RAS et RAS
Gérard de Villiers ne restera pas dans l’histoire littéraire pour n’être qu’un simple agent du SDEC chargé d’écrire des livres de désinformation, il restera aussi pour avoir écrit avec son altesse sérénissime le prince Malko , la série la plus populaire de la grande époque du roman de gare. SAS sent bon l’homme viril, le combattant infaillible des guerres coloniales et du SAC.
Entre le SDEC et le journal d’extrême droite Rivarol, Gérard de Villier exprime à lui tout seul l’histoire politique des services secrets. Bien avant l’heure, l’écrivain populaire a incarné les « valeurs » de la droite forte et musclée dans un style plutôt « brut de décoffrage ».
On s’étonnait que ses livres soient aussi bien documentés, la réalité se nichait dans les couloirs des barbouzes de la République. Des anciens de normale sup en mal du pays lexical !
Le fonctionnaire qui a trouvé l’idée d’utiliser un écrivain populaire pour véhiculer ses informations top secret avait eu un coup de génie et peut aujourd’hui se considérer comme un grand éditeur. L’époque était à la lecture et surtout à la lecture populaire. Il en serait différent aujourd’hui où l’on aperçoit nos brillants agents du SDEC aiguillonner les scénarios de films. La lecture ne représente plus un enjeu idéologique .Elle n’est donc plus la cible de l’intoxication publique.

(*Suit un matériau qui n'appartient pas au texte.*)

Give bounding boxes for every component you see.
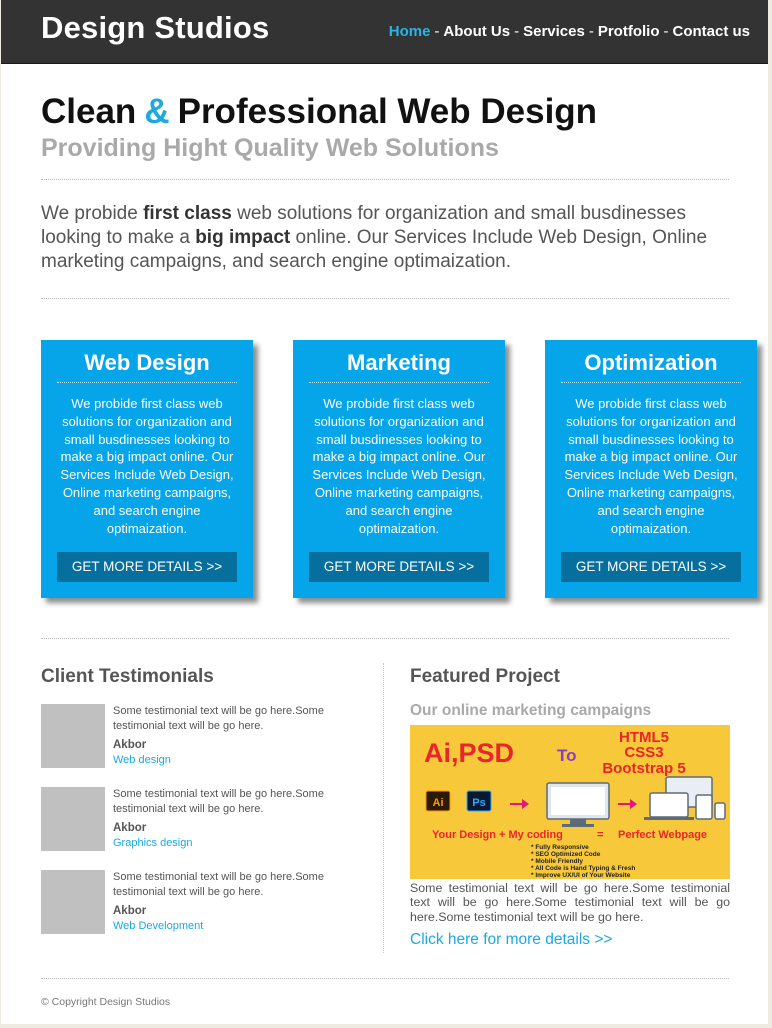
graphic-bullet: * SEO Optimized Code bbox=[531, 851, 601, 858]
monitor-stand bbox=[570, 819, 586, 824]
get-more-details-button[interactable]: GET MORE DETAILS >> bbox=[309, 552, 489, 582]
testimonial-author: Akbor bbox=[113, 905, 147, 917]
hero-title: Clean & Professional Web Design bbox=[41, 92, 597, 132]
testimonials-title: Client Testimonials bbox=[41, 666, 214, 687]
intro-emphasis: big impact bbox=[195, 227, 291, 248]
featured-project-title: Featured Project bbox=[410, 666, 560, 687]
intro-paragraph: We probide first class web solutions for… bbox=[41, 202, 731, 274]
service-card-optimization: Optimization We probide first class web … bbox=[545, 340, 757, 598]
tablet-icon bbox=[695, 794, 713, 820]
nav-services[interactable]: Services bbox=[523, 23, 585, 40]
testimonial-role-link[interactable]: Graphics design bbox=[113, 837, 193, 849]
graphic-bullet: * All Code is Hand Typing & Fresh bbox=[531, 865, 635, 872]
graphic-equals: = bbox=[597, 829, 603, 841]
testimonial-text: Some testimonial text will be go here.So… bbox=[113, 705, 324, 732]
graphic-bullet: * Mobile Friendly bbox=[531, 858, 583, 865]
featured-project-subtitle: Our online marketing campaigns bbox=[410, 702, 652, 719]
phone-icon bbox=[714, 802, 726, 820]
card-title: Optimization bbox=[561, 350, 741, 383]
card-title: Web Design bbox=[57, 350, 237, 383]
graphic-equation-left: Your Design + My coding bbox=[432, 829, 563, 841]
get-more-details-button[interactable]: GET MORE DETAILS >> bbox=[57, 552, 237, 582]
service-card-web-design: Web Design We probide first class web so… bbox=[41, 340, 253, 598]
card-text: We probide first class web solutions for… bbox=[312, 396, 486, 536]
divider bbox=[41, 978, 729, 979]
testimonial-text: Some testimonial text will be go here.So… bbox=[113, 788, 324, 815]
avatar bbox=[41, 704, 105, 768]
column-divider bbox=[383, 663, 384, 953]
testimonial-item: Some testimonial text will be go here.So… bbox=[41, 787, 341, 853]
monitor-base bbox=[562, 824, 594, 827]
testimonial-text: Some testimonial text will be go here.So… bbox=[113, 871, 324, 898]
nav-contact-us[interactable]: Contact us bbox=[672, 23, 750, 40]
laptop-base bbox=[644, 817, 694, 820]
intro-emphasis: first class bbox=[143, 203, 232, 224]
graphic-bullet: * Improve UX/UI of Your Website bbox=[531, 872, 631, 879]
graphic-target-line-2: CSS3 bbox=[624, 744, 663, 761]
card-text: We probide first class web solutions for… bbox=[564, 396, 738, 536]
hero-title-ampersand: & bbox=[144, 92, 170, 131]
card-title: Marketing bbox=[309, 350, 489, 383]
divider bbox=[41, 638, 729, 639]
nav-portfolio[interactable]: Protfolio bbox=[598, 23, 660, 40]
hero-title-part2: Professional Web Design bbox=[177, 92, 598, 131]
featured-project-image[interactable]: Ai,PSD To HTML5 CSS3 Bootstrap 5 Ai Ps Y… bbox=[410, 725, 730, 879]
testimonial-author: Akbor bbox=[113, 822, 147, 834]
testimonial-item: Some testimonial text will be go here.So… bbox=[41, 870, 341, 936]
testimonial-role-link[interactable]: Web design bbox=[113, 754, 171, 766]
page: Design Studios Home - About Us - Services - Pr… bbox=[1, 0, 768, 1024]
avatar bbox=[41, 787, 105, 851]
divider bbox=[41, 179, 729, 180]
site-logo[interactable]: Design Studios bbox=[41, 10, 269, 46]
testimonial-role-link[interactable]: Web Development bbox=[113, 920, 203, 932]
featured-project-graphic: Ai,PSD To HTML5 CSS3 Bootstrap 5 Ai Ps Y… bbox=[410, 725, 730, 879]
more-details-link[interactable]: Click here for more details >> bbox=[410, 931, 612, 949]
nav-separator: - bbox=[588, 23, 594, 40]
hero-subtitle: Providing Hight Quality Web Solutions bbox=[41, 134, 499, 162]
featured-project-text: Some testimonial text will be go here.So… bbox=[410, 881, 730, 924]
laptop-icon bbox=[649, 792, 689, 818]
nav-separator: - bbox=[514, 23, 520, 40]
illustrator-icon-label: Ai bbox=[433, 797, 444, 809]
main-nav: Home - About Us - Services - Protfolio - Contact… bbox=[389, 23, 750, 40]
testimonial-author: Akbor bbox=[113, 739, 147, 751]
graphic-source-text: Ai,PSD bbox=[424, 738, 514, 768]
graphic-target-line-3: Bootstrap 5 bbox=[602, 760, 685, 777]
footer-copyright: © Copyright Design Studios bbox=[41, 996, 171, 1008]
graphic-to-text: To bbox=[557, 746, 577, 765]
avatar bbox=[41, 870, 105, 934]
photoshop-icon-label: Ps bbox=[472, 797, 485, 809]
hero-title-part1: Clean bbox=[41, 92, 137, 131]
divider bbox=[41, 298, 729, 299]
nav-separator: - bbox=[663, 23, 669, 40]
intro-text: We probide bbox=[41, 203, 144, 224]
nav-separator: - bbox=[434, 23, 440, 40]
get-more-details-button[interactable]: GET MORE DETAILS >> bbox=[561, 552, 741, 582]
nav-home[interactable]: Home bbox=[389, 23, 431, 40]
monitor-screen bbox=[551, 787, 605, 815]
graphic-equation-right: Perfect Webpage bbox=[618, 829, 707, 841]
card-text: We probide first class web solutions for… bbox=[60, 396, 234, 536]
testimonial-item: Some testimonial text will be go here.So… bbox=[41, 704, 341, 770]
site-header: Design Studios Home - About Us - Services - Pr… bbox=[1, 0, 768, 64]
nav-about-us[interactable]: About Us bbox=[443, 23, 510, 40]
graphic-bullet: * Fully Responsive bbox=[531, 844, 589, 851]
service-card-marketing: Marketing We probide first class web sol… bbox=[293, 340, 505, 598]
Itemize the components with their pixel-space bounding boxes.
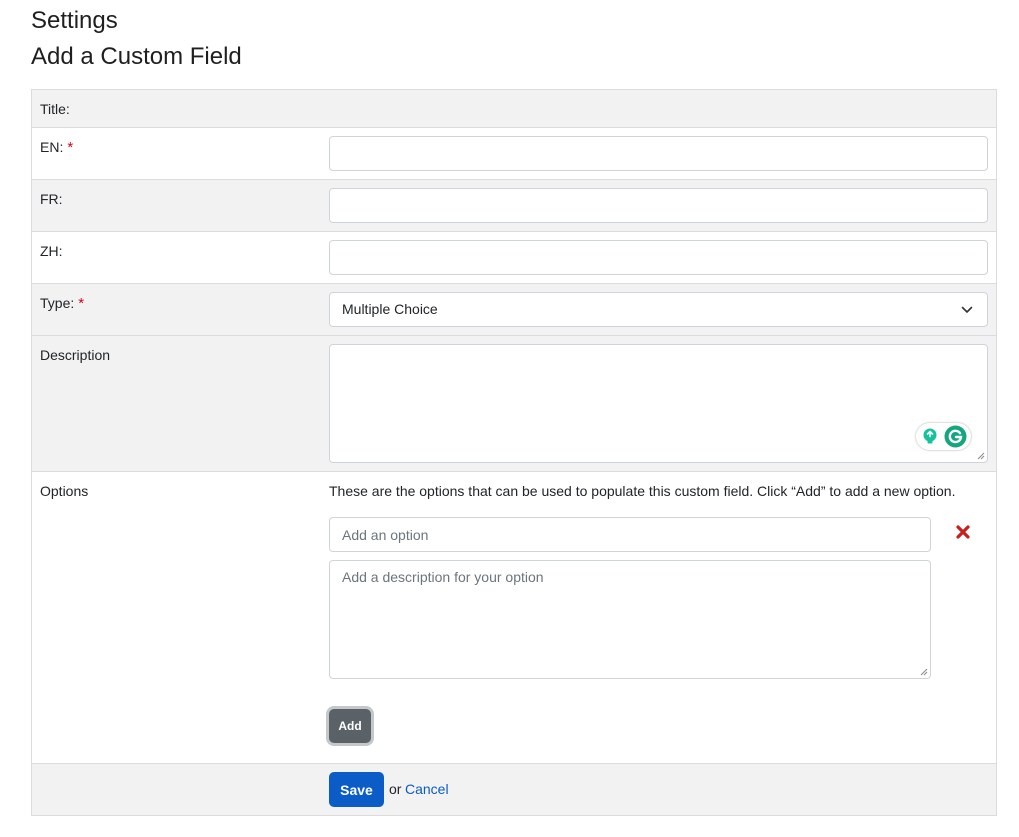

Les services de renseignement et leur conception de la désinformation nous en apprennent plus sur nous-mêmes et notre perméabilité aux nouveaux supports d’information que toutes les études stigmatisant la baisse du niveau de lecture.
Le SDEC aura à sa façon, jouée un temps aux professeurs de français, une sorte de littérature de la subvention et de la subversion. Un exercice qui s’éteint avec la baisse de popularité du roman de Gare.